I even had to start drinking decaffeinated coffee, which I had assumed all my life was pretentious and fashionable. Real caffeine upsets the heart, I’m told. So, goodbye espresso – goodbye all fun.

Examining the literature, which is illustrated by happy-looking people waving wooden spoons, lawmakers would more or less prefer teetotal vegans.

I am not allowed to consume or even glance at garlic bread, cakes, pies, shortbread, chips, Scotch eggs, sausages, lamb, cheese, butter, chocolate, salt or orange squash.

This leaves, as my only approved shopping list, breadsticks, lentils, nuts and lemon juice and, as far as I know, absolutely nothing else. Ever again. Or I die.

In any case, I’m the perfect weight for a six-foot-tall. Unfortunately I’m 5ft 10in for a Welshman but I live in Hastings.
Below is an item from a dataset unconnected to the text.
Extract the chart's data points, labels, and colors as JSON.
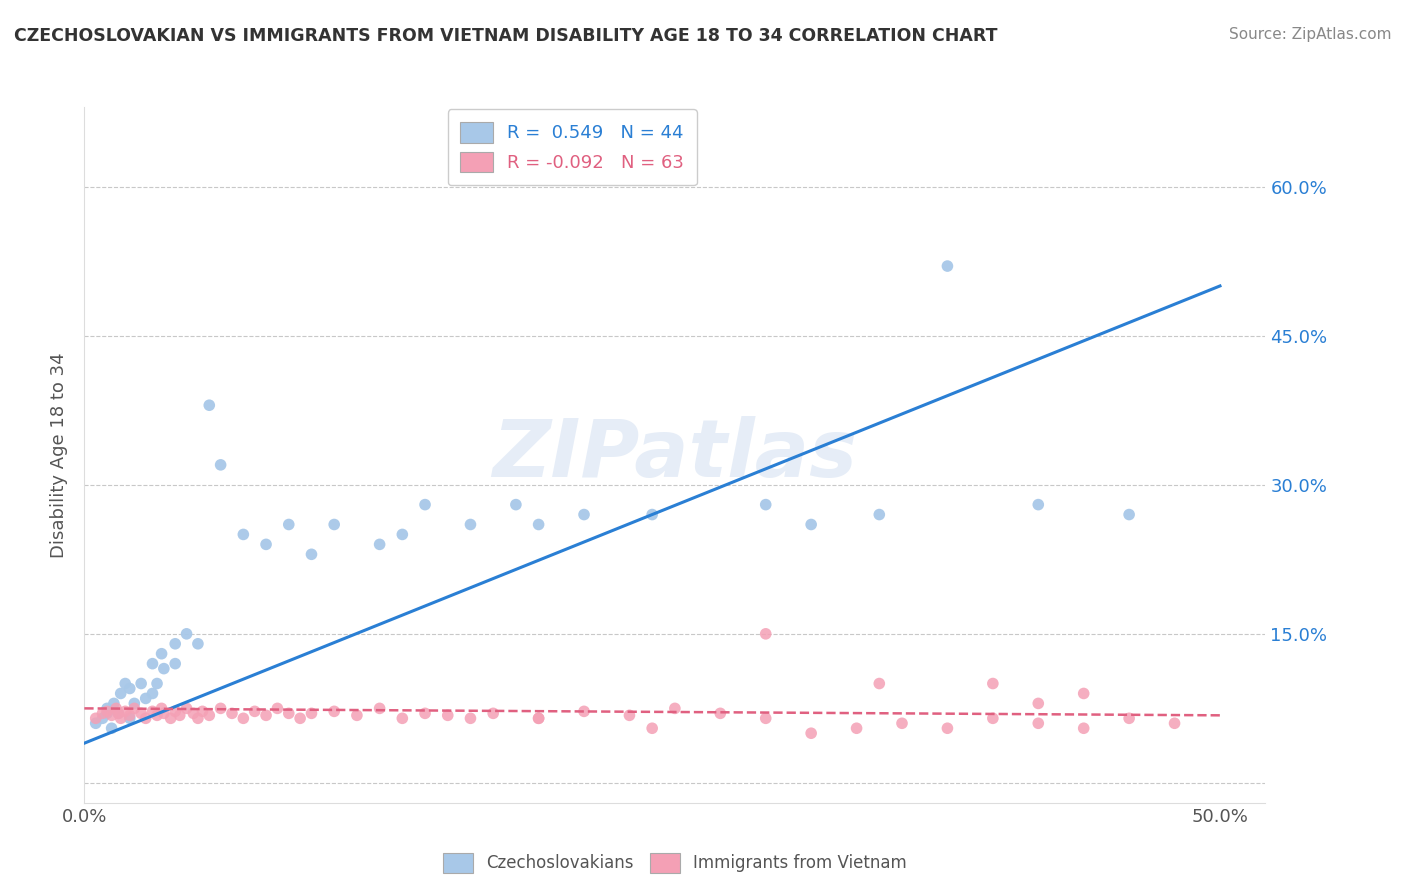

So the BMI needs to be watched, which was another reason I didn’t mind being in the hospital, because I had nothing to worry about. Even what I ate became part of the machine – literally, connected to IVs and screens with wires and pipes. Everything is done for you. I loved having a nurse to put my socks on.

However, as the NHS philosophy is that patients do better in their own environment, I was kicked off the ward after three days and now I sit at home, covered in bruises from the endless injections.

I’m glad I’m in the system to be monitored, and the occasional nice nurse calls. But I feel unusually vulnerable. I went out to the post office. My legs were wobbly and I felt a panic attack coming on.

Friends have gathered. Rachel Johnson asked if I wanted her to come over and put a pillow over my head.

Although out of common courtesy I have to prepare to meet the good people who resuscitated me and deployed the defibrillator. I can’t bear to hear in detail what happened when I fell to the ground. I hope they understand this and don’t think I’m rude.

As for the new me, we’ll have to wait and see how that plays out – my feeling is it’s not going to work out.